Thank you!! I am going to start exploring some options to see if this is actually what I want to do but definitely won’t be easy, alas that’s life. 

she / her 🍓☕️🚣‍♀️🥨
 

beside, he went to HLS on top of completing 53 other degrees and still can't put an issue and ask in 3 sentences without losing the essence

because again, what the fuck is this shit

incentives trumph ethics
 
Most Helpful

you are good enough as you are. the issue is your mindset and your neurotic obsession with prestige and past choices. nobody cares where you went for undergrad. if having kings college, stanford, harvard, and now big law on your resume can’t make you happy, investment banking wont.

Getting another degree would be a huge waste of money and time - it negates all value from your past 2 degrees, and it also has a literal NEGATIVE marginal benefit in terms of signaling, as it takes you from “smart lawyer who took a while to figure out what they wanted” to “person who can’t commit to actually working and needs to live as a teacher’s pet”.

Assuming money/risk/resume strength isn’t an issue as your relative can give you a mini investment banking internship and you can get 3 private degrees in a row, it’s still a bad choice.

If you do switch to investmen banking, you’ll have less sleep and less money. Then you’ll decide that it isn’t prestigious enough (because frankly it isn’t particularly impressive) and that you need to work at Google or as a quant or a startup founder or some other metric.

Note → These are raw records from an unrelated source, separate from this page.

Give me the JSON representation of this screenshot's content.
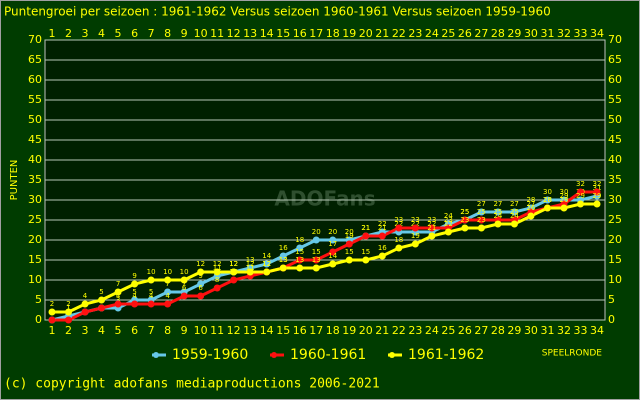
{
  "chart_data": {
    "type": "line",
    "title": "Puntengroei per seizoen : 1961-1962 Versus seizoen 1960-1961 Versus seizoen 1959-1960",
    "y_label": "PUNTEN",
    "x_label": "SPEELRONDE",
    "footer": "(c) copyright adofans mediaproductions 2006-2021",
    "watermark": "ADOFans",
    "categories": [
      "1",
      "2",
      "3",
      "4",
      "5",
      "6",
      "7",
      "8",
      "9",
      "10",
      "11",
      "12",
      "13",
      "14",
      "15",
      "16",
      "17",
      "18",
      "19",
      "20",
      "21",
      "22",
      "23",
      "24",
      "25",
      "26",
      "27",
      "28",
      "29",
      "30",
      "31",
      "32",
      "33",
      "34"
    ],
    "series": [
      {
        "name": "1959-1960",
        "color": "#66c8e8",
        "values": [
          0,
          1,
          2,
          3,
          3,
          5,
          5,
          7,
          7,
          9,
          11,
          12,
          13,
          14,
          16,
          18,
          20,
          20,
          20,
          21,
          22,
          22,
          22,
          22,
          24,
          25,
          27,
          27,
          27,
          28,
          30,
          30,
          30,
          31
        ]
      },
      {
        "name": "1960-1961",
        "color": "#ff1010",
        "values": [
          0,
          0,
          2,
          3,
          4,
          4,
          4,
          4,
          6,
          6,
          8,
          10,
          11,
          12,
          13,
          15,
          15,
          17,
          19,
          21,
          21,
          23,
          23,
          23,
          23,
          25,
          25,
          25,
          25,
          27,
          28,
          29,
          32,
          32
        ]
      },
      {
        "name": "1961-1962",
        "color": "#ffff00",
        "values": [
          2,
          2,
          4,
          5,
          7,
          9,
          10,
          10,
          10,
          12,
          12,
          12,
          12,
          12,
          13,
          13,
          13,
          14,
          15,
          15,
          16,
          18,
          19,
          21,
          22,
          23,
          23,
          24,
          24,
          26,
          28,
          28,
          29,
          29
        ]
      }
    ],
    "ylim": [
      0,
      70
    ],
    "yticks": [
      0,
      5,
      10,
      15,
      20,
      25,
      30,
      35,
      40,
      45,
      50,
      55,
      60,
      65,
      70
    ],
    "grid": true
  }
}
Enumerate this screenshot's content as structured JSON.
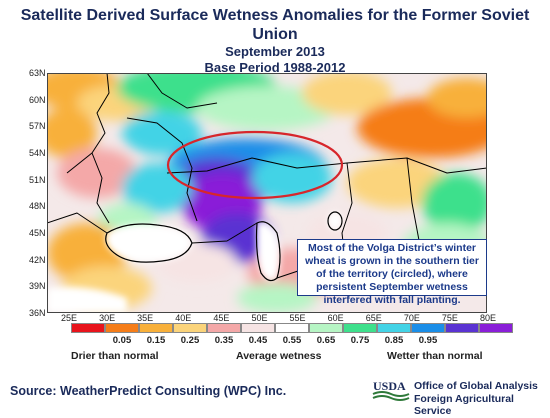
{
  "title": {
    "main": "Satellite Derived Surface Wetness Anomalies for the Former Soviet Union",
    "month": "September 2013",
    "base_period": "Base Period 1988-2012"
  },
  "map": {
    "lat_labels": [
      "63N",
      "60N",
      "57N",
      "54N",
      "51N",
      "48N",
      "45N",
      "42N",
      "39N",
      "36N"
    ],
    "lon_labels": [
      "25E",
      "30E",
      "35E",
      "40E",
      "45E",
      "50E",
      "55E",
      "60E",
      "65E",
      "70E",
      "75E",
      "80E"
    ],
    "highlight_ring_color": "#d7262b",
    "land_color": "#f4e9e9",
    "sea_color": "#ffffff"
  },
  "callout": {
    "text": "Most of the Volga District’s winter wheat is grown in the southern tier of the territory (circled), where persistent September wetness interfered with fall planting."
  },
  "colorbar": {
    "colors": [
      "#e8141c",
      "#f57d19",
      "#f8b03a",
      "#fbd47b",
      "#f4a8a8",
      "#f6e4e4",
      "#ffffff",
      "#b6f5c4",
      "#3ee08c",
      "#43d3e6",
      "#1a8ee8",
      "#5a33d2",
      "#8a1fd8"
    ],
    "ticks": [
      "0.05",
      "0.15",
      "0.25",
      "0.35",
      "0.45",
      "0.55",
      "0.65",
      "0.75",
      "0.85",
      "0.95"
    ],
    "label_dry": "Drier than normal",
    "label_mid": "Average wetness",
    "label_wet": "Wetter than normal"
  },
  "footer": {
    "source": "Source: WeatherPredict Consulting (WPC) Inc.",
    "usda": "USDA",
    "agency_line1": "Office of Global Analysis",
    "agency_line2": "Foreign Agricultural Service"
  }
}
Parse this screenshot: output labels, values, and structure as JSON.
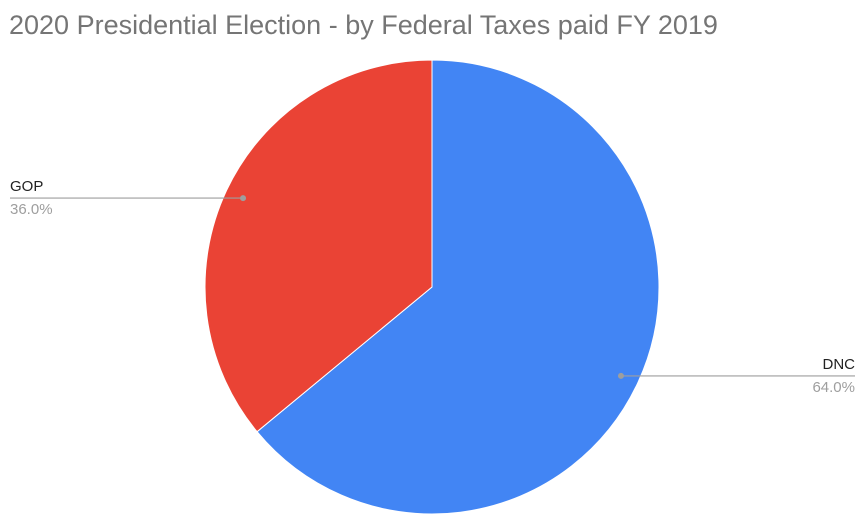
{
  "chart_data": {
    "type": "pie",
    "title": "2020 Presidential Election - by Federal Taxes paid FY 2019",
    "categories": [
      "DNC",
      "GOP"
    ],
    "values": [
      64,
      36
    ],
    "value_labels": [
      "64.0%",
      "36.0%"
    ],
    "colors": [
      "#4285f4",
      "#ea4335"
    ]
  }
}
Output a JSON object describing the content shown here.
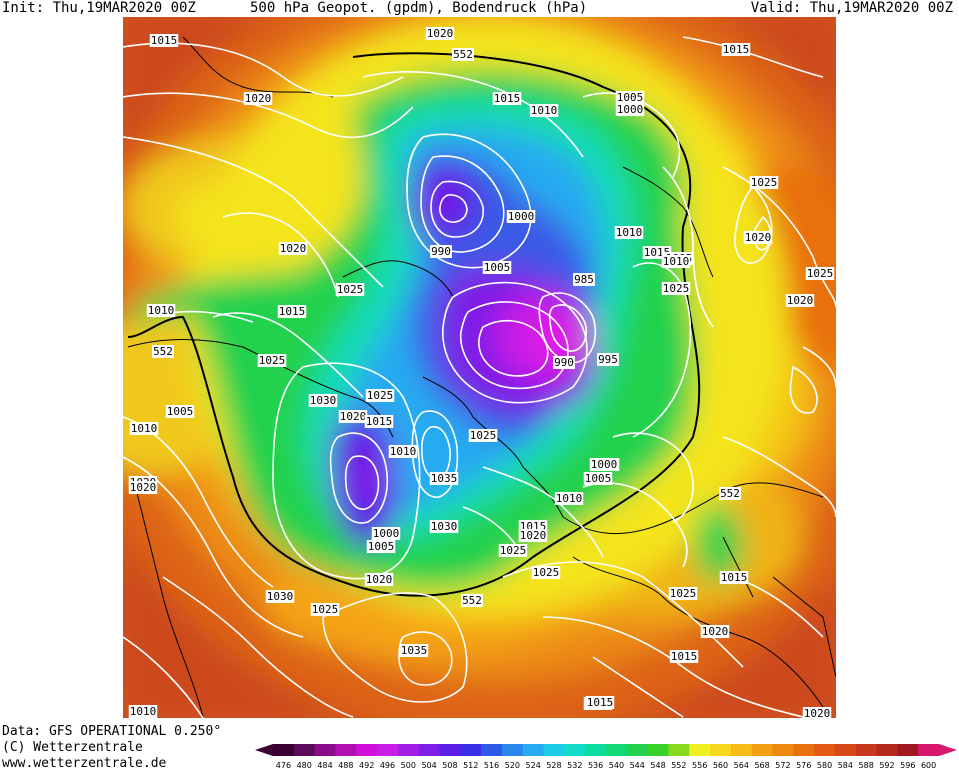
{
  "header": {
    "init": "Init: Thu,19MAR2020 00Z",
    "title": "500 hPa Geopot. (gpdm), Bodendruck (hPa)",
    "valid": "Valid: Thu,19MAR2020 00Z"
  },
  "footer": {
    "data_source": "Data: GFS OPERATIONAL 0.250°",
    "copyright": "(C) Wetterzentrale",
    "website": "www.wetterzentrale.de"
  },
  "colorbar": {
    "ticks": [
      "476",
      "480",
      "484",
      "488",
      "492",
      "496",
      "500",
      "504",
      "508",
      "512",
      "516",
      "520",
      "524",
      "528",
      "532",
      "536",
      "540",
      "544",
      "548",
      "552",
      "556",
      "560",
      "564",
      "568",
      "572",
      "576",
      "580",
      "584",
      "588",
      "592",
      "596",
      "600"
    ],
    "colors": [
      "#3b0033",
      "#5c0a5a",
      "#8a0c8a",
      "#b010b0",
      "#d010d8",
      "#c81ee6",
      "#a41ee6",
      "#7e1ee6",
      "#5a1ee6",
      "#3a2ee6",
      "#2c5ae6",
      "#2a86ec",
      "#26aaf0",
      "#1ecce8",
      "#12dcc8",
      "#0cdca0",
      "#12d878",
      "#22d24e",
      "#38d22a",
      "#8ad820",
      "#f0f020",
      "#f8d81c",
      "#f8bc18",
      "#f4a014",
      "#ee8810",
      "#e8700e",
      "#e25a14",
      "#d84818",
      "#c8381c",
      "#b4281c",
      "#a01820",
      "#d8186e"
    ]
  },
  "pressure_labels": [
    {
      "text": "1015"
    },
    {
      "text": "1020"
    },
    {
      "text": "1015"
    },
    {
      "text": "1020"
    },
    {
      "text": "552"
    },
    {
      "text": "1015"
    },
    {
      "text": "1010"
    },
    {
      "text": "1005"
    },
    {
      "text": "1000"
    },
    {
      "text": "1025"
    },
    {
      "text": "1020"
    },
    {
      "text": "1025"
    },
    {
      "text": "1020"
    },
    {
      "text": "1010"
    },
    {
      "text": "1015"
    },
    {
      "text": "1025"
    },
    {
      "text": "1005"
    },
    {
      "text": "985"
    },
    {
      "text": "990"
    },
    {
      "text": "995"
    },
    {
      "text": "1000"
    },
    {
      "text": "1005"
    },
    {
      "text": "1010"
    },
    {
      "text": "990"
    },
    {
      "text": "1020"
    },
    {
      "text": "1025"
    },
    {
      "text": "1015"
    },
    {
      "text": "1010"
    },
    {
      "text": "552"
    },
    {
      "text": "1025"
    },
    {
      "text": "1005"
    },
    {
      "text": "1010"
    },
    {
      "text": "1030"
    },
    {
      "text": "1020"
    },
    {
      "text": "1015"
    },
    {
      "text": "1025"
    },
    {
      "text": "1025"
    },
    {
      "text": "1010"
    },
    {
      "text": "1035"
    },
    {
      "text": "1020"
    },
    {
      "text": "1000"
    },
    {
      "text": "1005"
    },
    {
      "text": "1030"
    },
    {
      "text": "1015"
    },
    {
      "text": "1020"
    },
    {
      "text": "1025"
    },
    {
      "text": "1010"
    },
    {
      "text": "1000"
    },
    {
      "text": "1005"
    },
    {
      "text": "552"
    },
    {
      "text": "1015"
    },
    {
      "text": "1025"
    },
    {
      "text": "1025"
    },
    {
      "text": "1030"
    },
    {
      "text": "1020"
    },
    {
      "text": "1025"
    },
    {
      "text": "552"
    },
    {
      "text": "1020"
    },
    {
      "text": "1035"
    },
    {
      "text": "1015"
    },
    {
      "text": "1020"
    },
    {
      "text": "1010"
    },
    {
      "text": "1015"
    },
    {
      "text": "1015"
    },
    {
      "text": "1000"
    },
    {
      "text": "1020"
    }
  ],
  "legend_colors": {
    "warm": "#d2521e",
    "coast": "#000000",
    "isobar": "#ffffff",
    "line_552": "#000000"
  }
}
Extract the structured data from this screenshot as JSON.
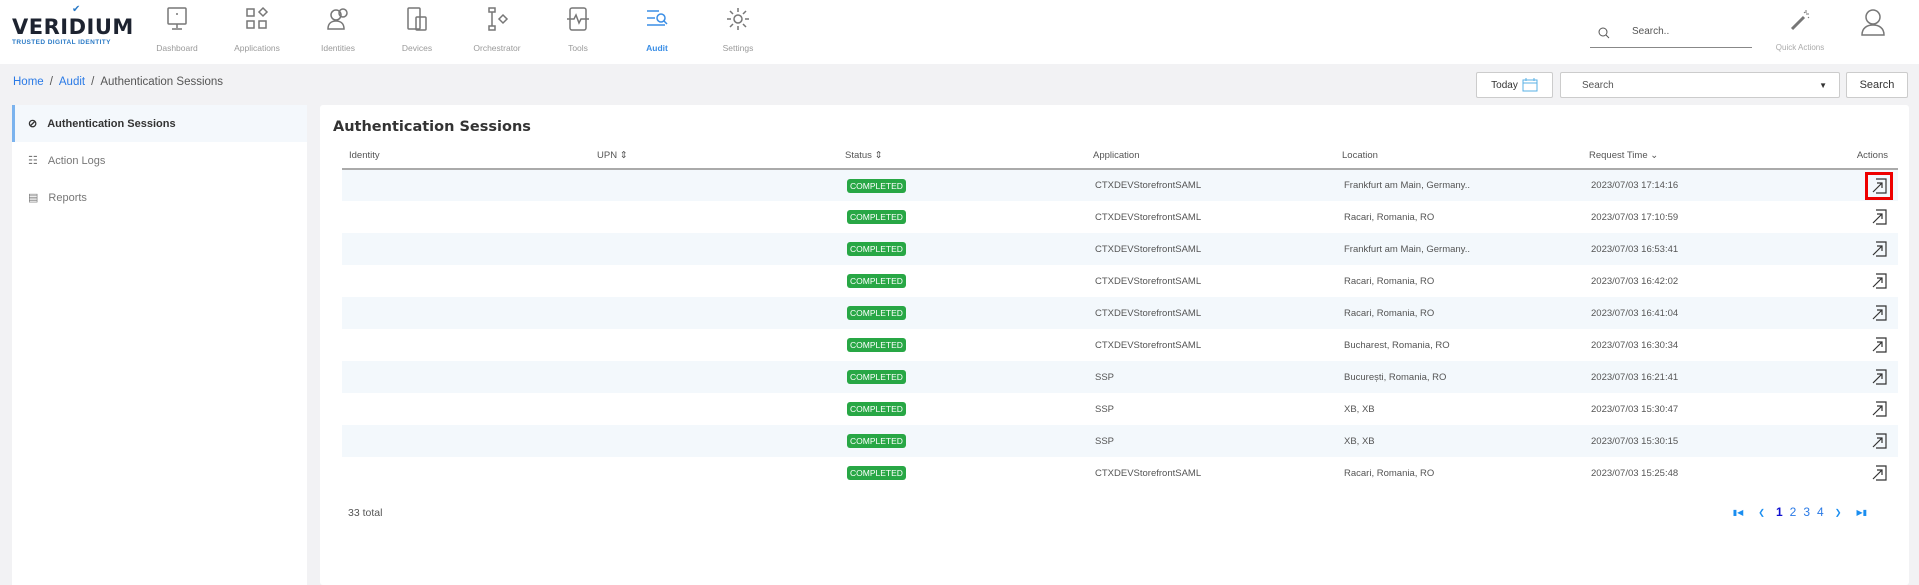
{
  "brand": {
    "name": "VERIDIUM",
    "tagline": "TRUSTED DIGITAL IDENTITY"
  },
  "nav": [
    {
      "label": "Dashboard",
      "icon": "monitor-icon"
    },
    {
      "label": "Applications",
      "icon": "apps-icon"
    },
    {
      "label": "Identities",
      "icon": "users-icon"
    },
    {
      "label": "Devices",
      "icon": "devices-icon"
    },
    {
      "label": "Orchestrator",
      "icon": "flow-icon"
    },
    {
      "label": "Tools",
      "icon": "pulse-icon"
    },
    {
      "label": "Audit",
      "icon": "audit-icon",
      "active": true
    },
    {
      "label": "Settings",
      "icon": "gear-icon"
    }
  ],
  "global_search": {
    "placeholder": "Search.."
  },
  "quick_actions": "Quick Actions",
  "breadcrumb": {
    "home": "Home",
    "audit": "Audit",
    "current": "Authentication Sessions"
  },
  "toolbar": {
    "today": "Today",
    "dropdown_placeholder": "Search",
    "search": "Search"
  },
  "sidebar": {
    "items": [
      {
        "label": "Authentication Sessions",
        "active": true
      },
      {
        "label": "Action Logs"
      },
      {
        "label": "Reports"
      }
    ]
  },
  "main": {
    "title": "Authentication Sessions",
    "columns": {
      "identity": "Identity",
      "upn": "UPN",
      "status": "Status",
      "application": "Application",
      "location": "Location",
      "request_time": "Request Time",
      "actions": "Actions"
    },
    "rows": [
      {
        "status": "COMPLETED",
        "application": "CTXDEVStorefrontSAML",
        "location": "Frankfurt am Main, Germany..",
        "time": "2023/07/03 17:14:16"
      },
      {
        "status": "COMPLETED",
        "application": "CTXDEVStorefrontSAML",
        "location": "Racari, Romania, RO",
        "time": "2023/07/03 17:10:59"
      },
      {
        "status": "COMPLETED",
        "application": "CTXDEVStorefrontSAML",
        "location": "Frankfurt am Main, Germany..",
        "time": "2023/07/03 16:53:41"
      },
      {
        "status": "COMPLETED",
        "application": "CTXDEVStorefrontSAML",
        "location": "Racari, Romania, RO",
        "time": "2023/07/03 16:42:02"
      },
      {
        "status": "COMPLETED",
        "application": "CTXDEVStorefrontSAML",
        "location": "Racari, Romania, RO",
        "time": "2023/07/03 16:41:04"
      },
      {
        "status": "COMPLETED",
        "application": "CTXDEVStorefrontSAML",
        "location": "Bucharest, Romania, RO",
        "time": "2023/07/03 16:30:34"
      },
      {
        "status": "COMPLETED",
        "application": "SSP",
        "location": "București, Romania, RO",
        "time": "2023/07/03 16:21:41"
      },
      {
        "status": "COMPLETED",
        "application": "SSP",
        "location": "XB, XB",
        "time": "2023/07/03 15:30:47"
      },
      {
        "status": "COMPLETED",
        "application": "SSP",
        "location": "XB, XB",
        "time": "2023/07/03 15:30:15"
      },
      {
        "status": "COMPLETED",
        "application": "CTXDEVStorefrontSAML",
        "location": "Racari, Romania, RO",
        "time": "2023/07/03 15:25:48"
      }
    ],
    "total": "33 total",
    "pages": [
      "1",
      "2",
      "3",
      "4"
    ],
    "current_page": "1"
  },
  "colors": {
    "accent": "#3a8ee6",
    "status_completed": "#28a745",
    "highlight": "#e00000"
  }
}
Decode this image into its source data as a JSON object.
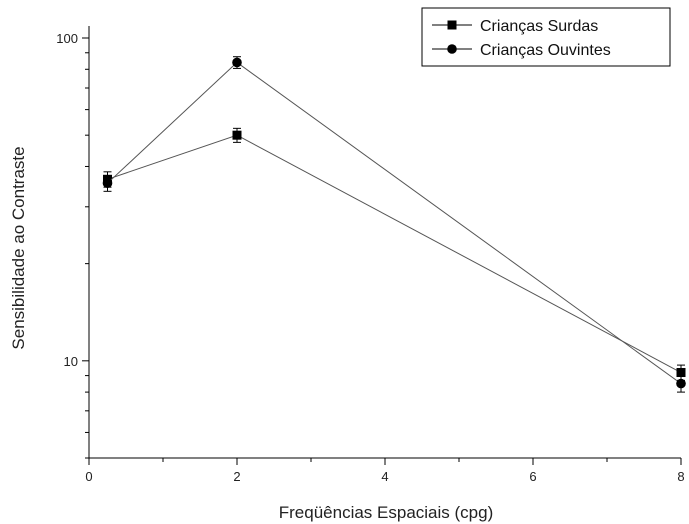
{
  "chart_data": {
    "type": "line",
    "xlabel": "Freqüências Espaciais (cpg)",
    "ylabel": "Sensibilidade ao Contraste",
    "xlim": [
      0,
      8
    ],
    "ylim": [
      5,
      100
    ],
    "y_scale": "log",
    "x_ticks": [
      0,
      2,
      4,
      6,
      8
    ],
    "y_ticks": [
      10,
      100
    ],
    "grid": false,
    "legend_position": "top-right",
    "series": [
      {
        "name": "Crianças Surdas",
        "marker": "square",
        "color": "#000000",
        "x": [
          0.25,
          2,
          8
        ],
        "values": [
          36.5,
          50,
          9.2
        ],
        "error": [
          2,
          2.5,
          0.5
        ]
      },
      {
        "name": "Crianças Ouvintes",
        "marker": "circle",
        "color": "#000000",
        "x": [
          0.25,
          2,
          8
        ],
        "values": [
          35.5,
          84,
          8.5
        ],
        "error": [
          2,
          3.5,
          0.5
        ]
      }
    ]
  }
}
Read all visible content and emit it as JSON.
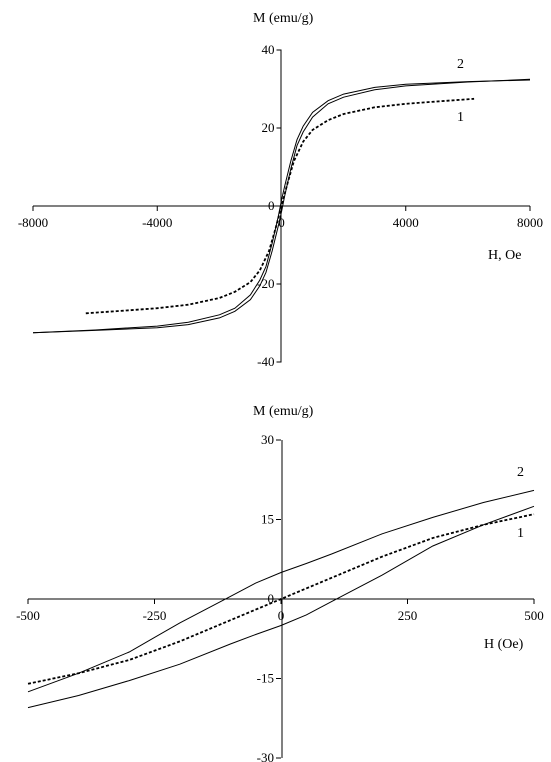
{
  "chart_data": [
    {
      "type": "line",
      "id": "full-loop",
      "ylabel": "M (emu/g)",
      "xlabel": "H, Oe",
      "xlim": [
        -8000,
        8000
      ],
      "ylim": [
        -40,
        40
      ],
      "x_ticks": [
        -8000,
        -4000,
        0,
        4000,
        8000
      ],
      "y_ticks": [
        -40,
        -20,
        0,
        20,
        40
      ],
      "series": [
        {
          "name": "1",
          "style": "dotted",
          "x": [
            -6300,
            -5000,
            -4000,
            -3000,
            -2000,
            -1500,
            -1000,
            -700,
            -400,
            -200,
            0,
            200,
            400,
            700,
            1000,
            1500,
            2000,
            3000,
            4000,
            5000,
            6200
          ],
          "y": [
            -27.5,
            -26.8,
            -26.2,
            -25.3,
            -23.6,
            -22.0,
            -19.5,
            -16.5,
            -11.5,
            -6.0,
            0.0,
            6.0,
            11.5,
            16.5,
            19.5,
            22.0,
            23.6,
            25.3,
            26.2,
            26.8,
            27.5
          ]
        },
        {
          "name": "2",
          "style": "solid",
          "x": [
            -8000,
            -6000,
            -4000,
            -3000,
            -2000,
            -1500,
            -1000,
            -700,
            -500,
            -300,
            -100,
            0,
            100,
            300,
            500,
            700,
            1000,
            1500,
            2000,
            3000,
            4000,
            6000,
            8000
          ],
          "y_upper": [
            -32.5,
            -31.8,
            -30.8,
            -29.8,
            -27.9,
            -26.2,
            -22.8,
            -19.0,
            -15.5,
            -9.5,
            -2.5,
            1.5,
            5.0,
            11.5,
            17.0,
            20.5,
            24.0,
            27.0,
            28.7,
            30.4,
            31.2,
            31.9,
            32.3
          ],
          "y_lower": [
            -32.5,
            -31.9,
            -31.2,
            -30.4,
            -28.7,
            -27.0,
            -24.0,
            -20.5,
            -17.0,
            -11.5,
            -5.0,
            -1.5,
            2.5,
            9.5,
            15.5,
            19.0,
            22.8,
            26.2,
            27.9,
            29.8,
            30.8,
            31.8,
            32.5
          ]
        }
      ]
    },
    {
      "type": "line",
      "id": "zoomed-loop",
      "ylabel": "M (emu/g)",
      "xlabel": "H (Oe)",
      "xlim": [
        -500,
        500
      ],
      "ylim": [
        -30,
        30
      ],
      "x_ticks": [
        -500,
        -250,
        0,
        250,
        500
      ],
      "y_ticks": [
        -30,
        -15,
        0,
        15,
        30
      ],
      "series": [
        {
          "name": "1",
          "style": "dotted",
          "x": [
            -500,
            -400,
            -300,
            -200,
            -100,
            -50,
            0,
            50,
            100,
            200,
            300,
            400,
            500
          ],
          "y": [
            -16.0,
            -14.0,
            -11.5,
            -8.0,
            -4.0,
            -2.0,
            0.0,
            2.0,
            4.0,
            8.0,
            11.5,
            14.0,
            16.0
          ]
        },
        {
          "name": "2",
          "style": "solid",
          "x": [
            -500,
            -400,
            -300,
            -200,
            -100,
            -50,
            0,
            50,
            100,
            200,
            300,
            400,
            500
          ],
          "y_upper": [
            -17.5,
            -14.0,
            -10.0,
            -4.5,
            0.5,
            3.0,
            5.0,
            6.7,
            8.5,
            12.3,
            15.4,
            18.2,
            20.5
          ],
          "y_lower": [
            -20.5,
            -18.2,
            -15.4,
            -12.3,
            -8.5,
            -6.7,
            -5.0,
            -3.0,
            -0.5,
            4.5,
            10.0,
            14.0,
            17.5
          ]
        }
      ]
    }
  ]
}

Then you’ll realize most quants failed at academia, and decide you need a Nobel prize or fields medal or tenure track at MIT to have true prestige.

 

Or you’ll spend your time comparing yourself to people who started IB at 22, or people who were born into wealth and have been in the circle since their Ivy-feeder preschools.

Be happy with your big law job. Go buy a gucci bag to scratch your prestige itch and go to therapy. Go bribe someone to give you a Raya referral and fuck some european royalty.

On the off-chance you actually just like learning from skilled people and are muddling it with craving prestige, do skilled hobbies part time on the side of your job, and do things that are actually difficult for you - public speaking classes, dancing, cooking, boxing, whatever.

 

Lmao this comment is so real but tbh if this is how the poster is asking for life advice I feel like they have a lot more underlying problems.. I have a friend whose like this who was really insecure about her academic achievements and so has continually pursued degrees without figuring out what she actually wants to do with her life. Anecdotally she is an Asian woman (I’m guessing OP might be too), and as someone who also has Asian parents this seems to be a common theme based on the kinds of values/expectations they set for their kids growing up. Some therapy might be better than WSO lol

 

Totally agree with this. Adding another degree would be detrimental to any kind of professional career OP is seeking. The only way it makes sense in my mind is if you want to go back to academia and never leave (PhD). 

IB sounds like a bad idea to me because it appears you are only doing it for the prestige factor. I have no idea what a “mini” IB internship is, did you have a real IB internship or not? I ask because I wonder if you even understand the type of work you will be doing? Living in Excel and re-arranging PowerPoint presentations doesn’t sound like it would be a good fit for someone whose personal passion has been philosophy/religion and whose professional experience is international law. That being said, if you are dead set on IB, I would recommend pursuing a Restructuring/Insolvency legal role, getting some experience there and really understanding what living in the distressed world entails, then pivot to Rx IB.

But more important than all the above I would try to figure out how you can get past this borderline neurotic need for external validation and prestige.